GENERAL DIRECTIONS FOR TRUSSING.
Before a bird is trussed, the skin must be entirely freed from any down which may be on it, and from all the stubble-ends of the feathers;[[3]] the hair also must be singed from it with lighted writing paper, care being taken not to smoke nor blacken it in the operation. Directions for cleansing the insides of birds after they are drawn, are given in the receipts for dressing them, Chapters XIV. and XV. Turkeys, geese, ducks, wild or tame, fowls, and pigeons, should all have the necks taken off close to the bodies, but not the skin of the necks, which should be left sufficiently long to turn down upon the backs for a couple of inches or more, where it must be secured, either with a needle and coarse soft cotton, or by the pinions of the birds when trussed.
[3]. This should be particularly attended to.

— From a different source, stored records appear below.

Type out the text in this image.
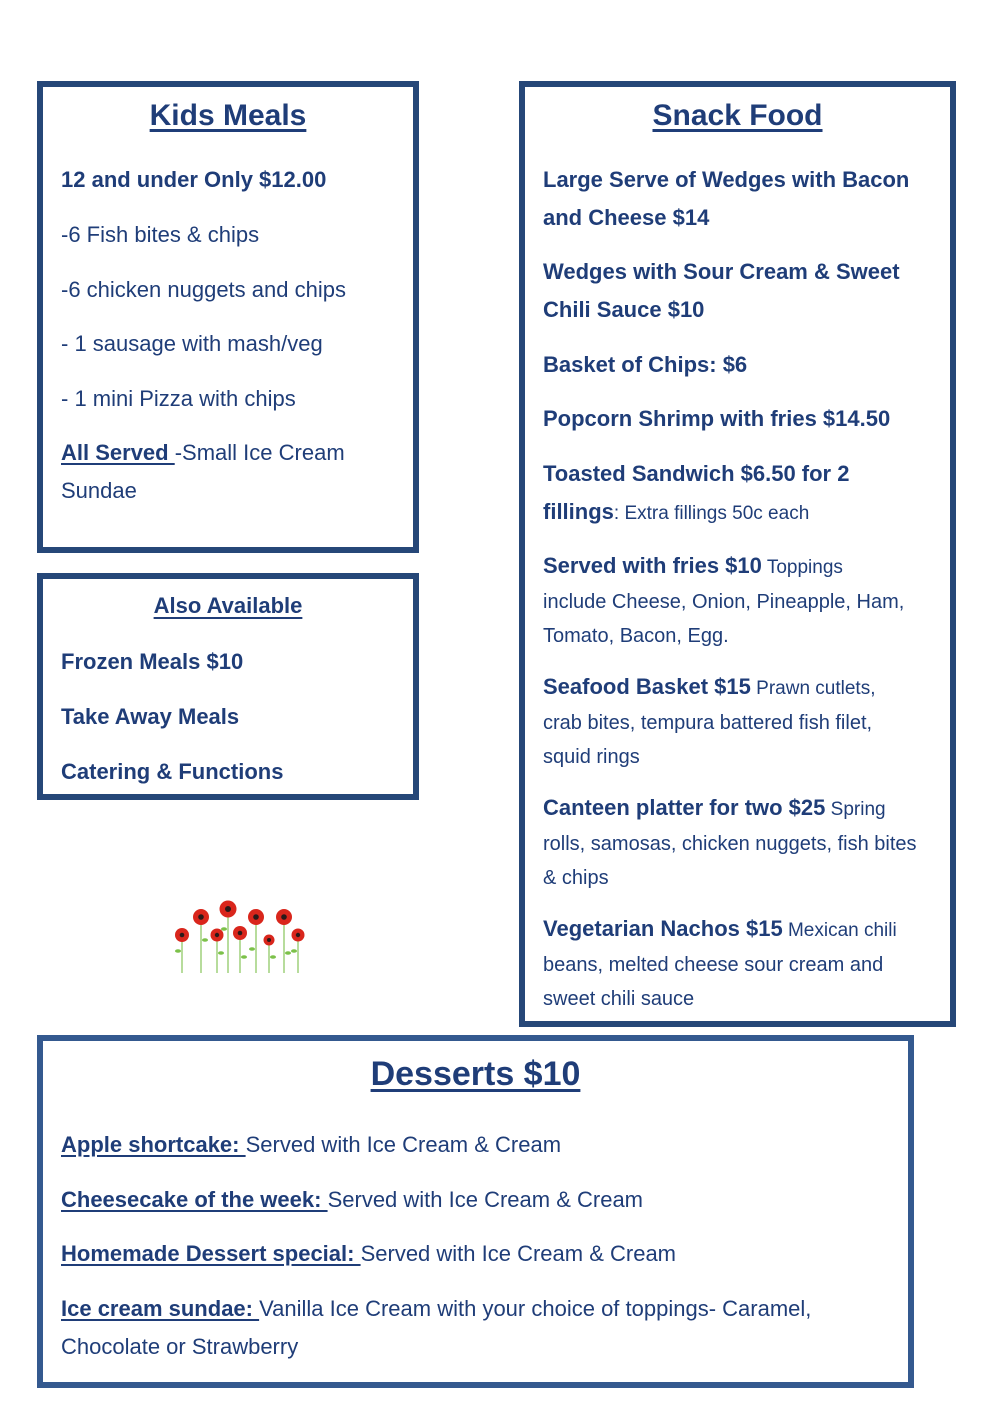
Kids Meals
12 and under Only $12.00
-6 Fish bites & chips
-6 chicken nuggets and chips
- 1 sausage with mash/veg
- 1 mini Pizza with chips
All Served -Small Ice Cream
Sundae
Also Available
Frozen Meals $10
Take Away Meals
Catering & Functions
Snack Food
Large Serve of Wedges with Bacon
and Cheese $14
Wedges with Sour Cream & Sweet
Chili Sauce $10
Basket of Chips: $6
Popcorn Shrimp with fries $14.50
Toasted Sandwich $6.50 for 2
fillings: Extra fillings 50c each
Served with fries $10 Toppings
include Cheese, Onion, Pineapple, Ham,
Tomato, Bacon, Egg.
Seafood Basket $15 Prawn cutlets,
crab bites, tempura battered fish filet,
squid rings
Canteen platter for two $25 Spring
rolls, samosas, chicken nuggets, fish bites
& chips
Vegetarian Nachos $15 Mexican chili
beans, melted cheese sour cream and
sweet chili sauce
Desserts $10
Apple shortcake: Served with Ice Cream & Cream
Cheesecake of the week: Served with Ice Cream & Cream
Homemade Dessert special: Served with Ice Cream & Cream
Ice cream sundae: Vanilla Ice Cream with your choice of toppings- Caramel,
Chocolate or Strawberry
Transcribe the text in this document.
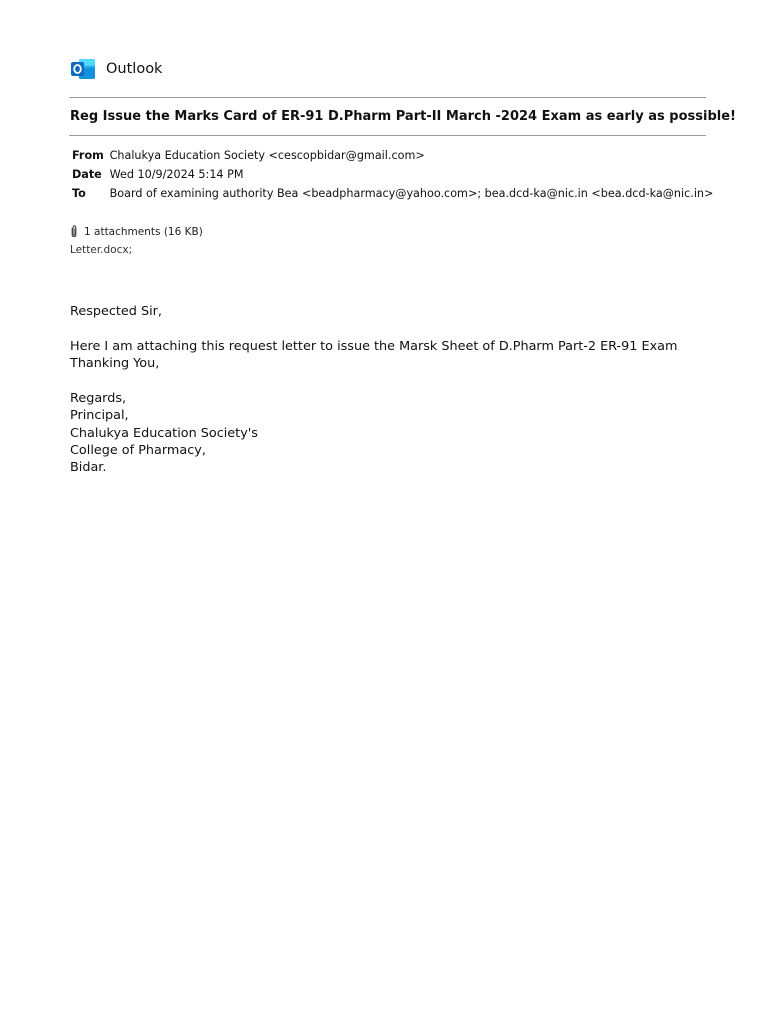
Outlook
Reg Issue the Marks Card of ER-91 D.Pharm Part-II March -2024 Exam as early as possible!
From Chalukya Education Society <cescopbidar@gmail.com>
Date Wed 10/9/2024 5:14 PM
To Board of examining authority Bea <beadpharmacy@yahoo.com>; bea.dcd-ka@nic.in <bea.dcd-ka@nic.in>
1 attachments (16 KB)
Letter.docx;
Respected Sir,
Here I am attaching this request letter to issue the Marsk Sheet of D.Pharm Part-2 ER-91 Exam
Thanking You,
Regards,
Principal,
Chalukya Education Society's
College of Pharmacy,
Bidar.
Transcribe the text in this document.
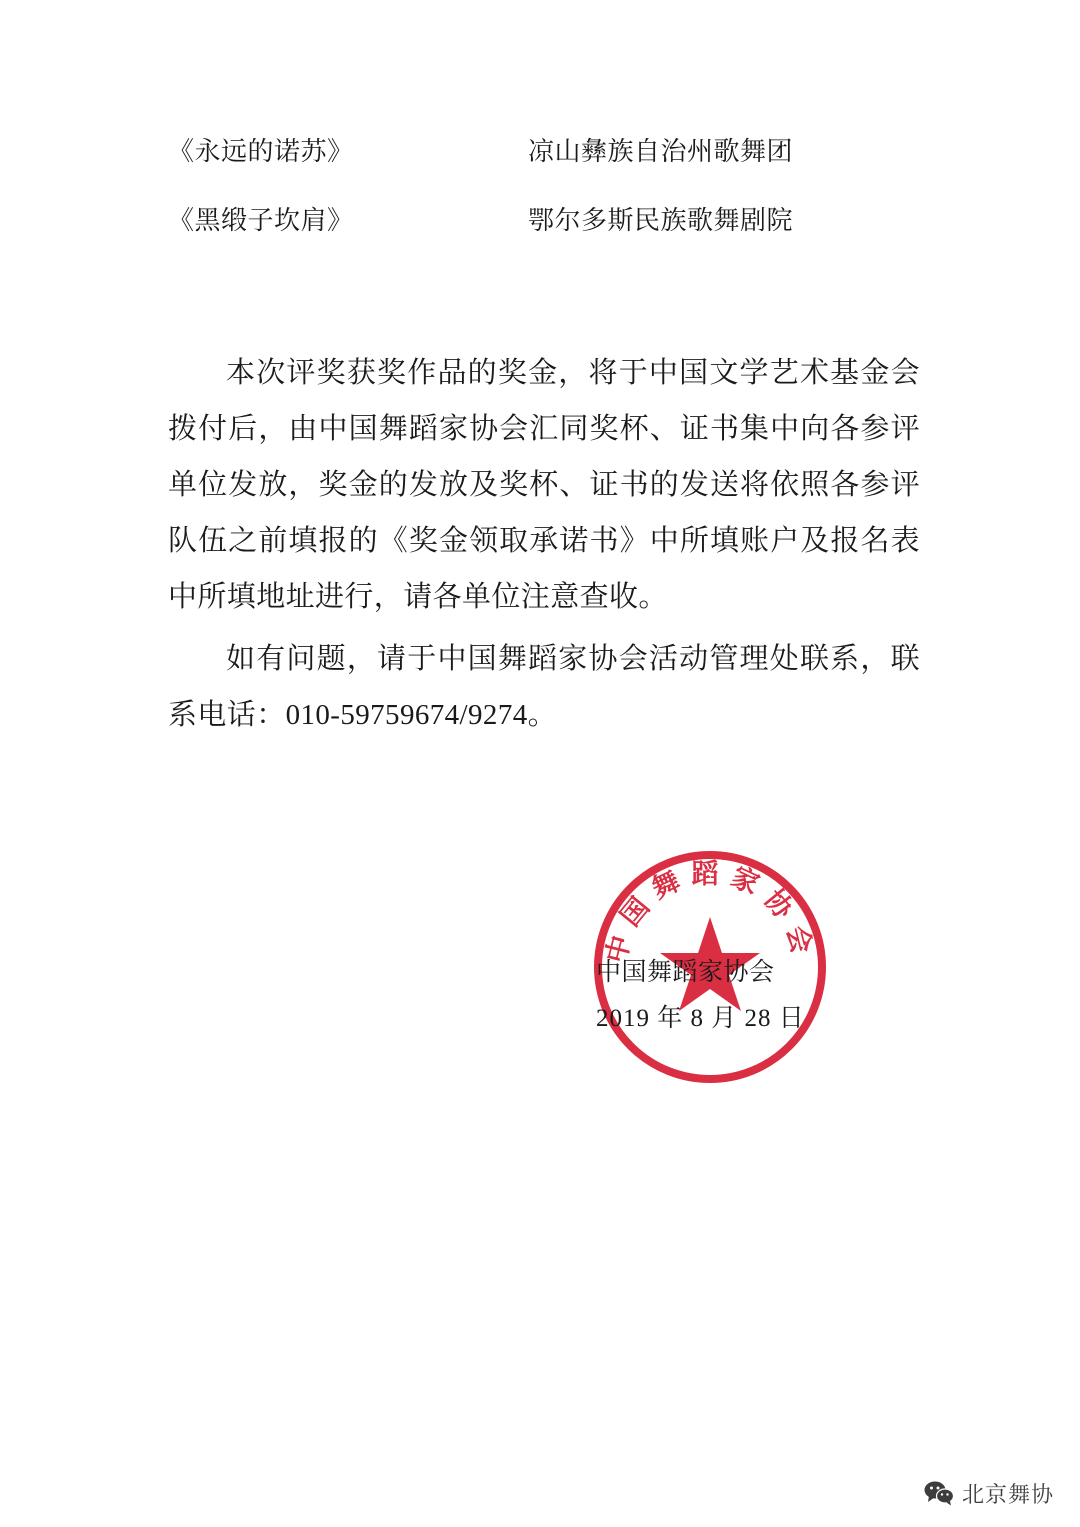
《永远的诺苏》	凉山彝族自治州歌舞团
《黑缎子坎肩》	鄂尔多斯民族歌舞剧院

本次评奖获奖作品的奖金，将于中国文学艺术基金会拨付后，由中国舞蹈家协会汇同奖杯、证书集中向各参评单位发放，奖金的发放及奖杯、证书的发送将依照各参评队伍之前填报的《奖金领取承诺书》中所填账户及报名表中所填地址进行，请各单位注意查收。

如有问题，请于中国舞蹈家协会活动管理处联系，联系电话：010-59759674/9274。

中国舞蹈家协会
中国舞蹈家协会
2019 年 8 月 28 日
北京舞协
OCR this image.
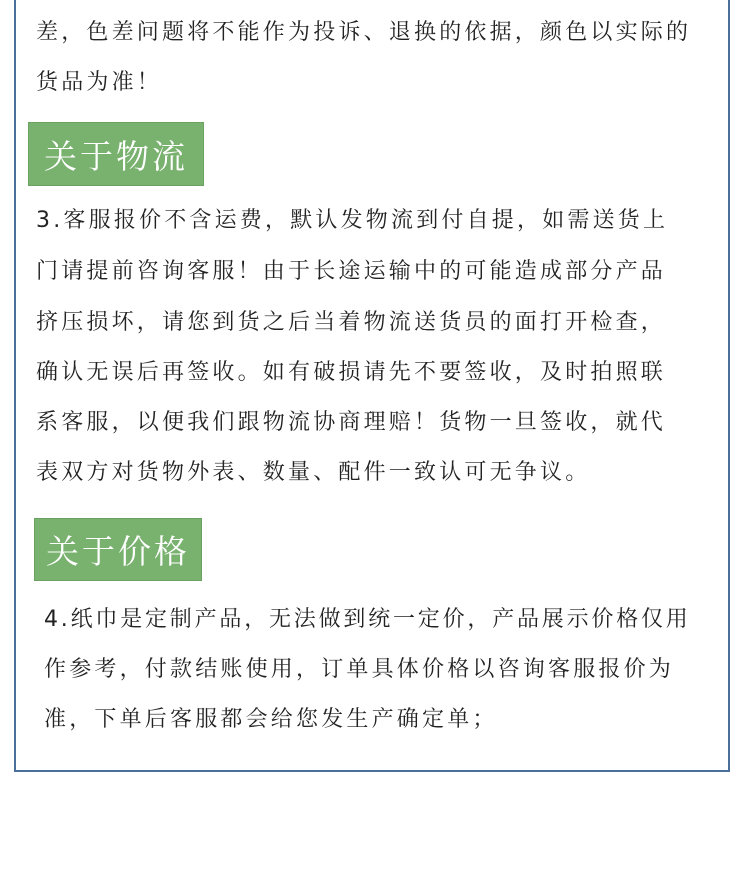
差，色差问题将不能作为投诉、退换的依据，颜色以实际的
货品为准！
关于物流
3.客服报价不含运费，默认发物流到付自提，如需送货上
门请提前咨询客服！由于长途运输中的可能造成部分产品
挤压损坏，请您到货之后当着物流送货员的面打开检查，
确认无误后再签收。如有破损请先不要签收，及时拍照联
系客服，以便我们跟物流协商理赔！货物一旦签收，就代
表双方对货物外表、数量、配件一致认可无争议。
关于价格
4.纸巾是定制产品，无法做到统一定价，产品展示价格仅用
作参考，付款结账使用，订单具体价格以咨询客服报价为
准，下单后客服都会给您发生产确定单；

For boiling, all poultry or other birds must have the feet drawn off at the first joint of the leg, or as shown in the engraving. (In the latter case, the sinews of the joint must be slightly cut, when the bone may be easily turned back as here.) The skin must then be loosened with the finger entirely from the legs, which must be pushed back into the body, and the small ends tucked quite under the apron, so as to be entirely out of sight.
The wings of chickens, fowls, turkeys, and pigeons, are left on entire, whether for roasting or boiling. From geese, ducks, pheasants, partridges, black game, moor-fowl, woodcocks, snipes, wild-fowl of all kinds, and all small birds, the first two joints are taken off, leaving but one joint on, thus:—
The feet are left on ducks, and those of tame ones are trussed as will be seen at page [278], and upon roast fowls, pheasants, black and moor-game, pigeons, woodcocks, and snipes. The thick coarse skin of the legs of these must be stripped, or rubbed off with a hard cloth after they have been held in boiling water, or over a clear fire for a few minutes. The sharp talons must be pulled out, and the nails clipped. The toes of the pigeons for roasting should be cut off.
Geese, sucking-pigs, hares, and rabbits have the feet taken off at the first joint.
The livers and gizzards are served in the wings of roast turkeys and fowls only.
The heads are still commonly left on pheasants, partridges, and black game and moor-game; but the fashion is declining. Of this we shall speak more particularly in the ensuing chapter.
Poultry and birds in general, except perhaps quite the larger kinds, are more easily trussed into plump handsome form with twine and needles proper to the purpose (for which see page [1]), than with skewers. The manner in which the legs and wings are confined is much the same for all; the principal difference being in the arrangement of the former for boiling, which has already been explained.
There is a present mode of trussing very large fowls for boiling or stewing which to our taste is more novel than attractive. The feet are left on, and after the skin has been loosened from them in every part, the legs are thrust entirely into the body by means of a slight incision made in the skin just above the first joint on the underside, the feet then appear almost as if growing out of the sides of the breast: the effect of this is not pleasing.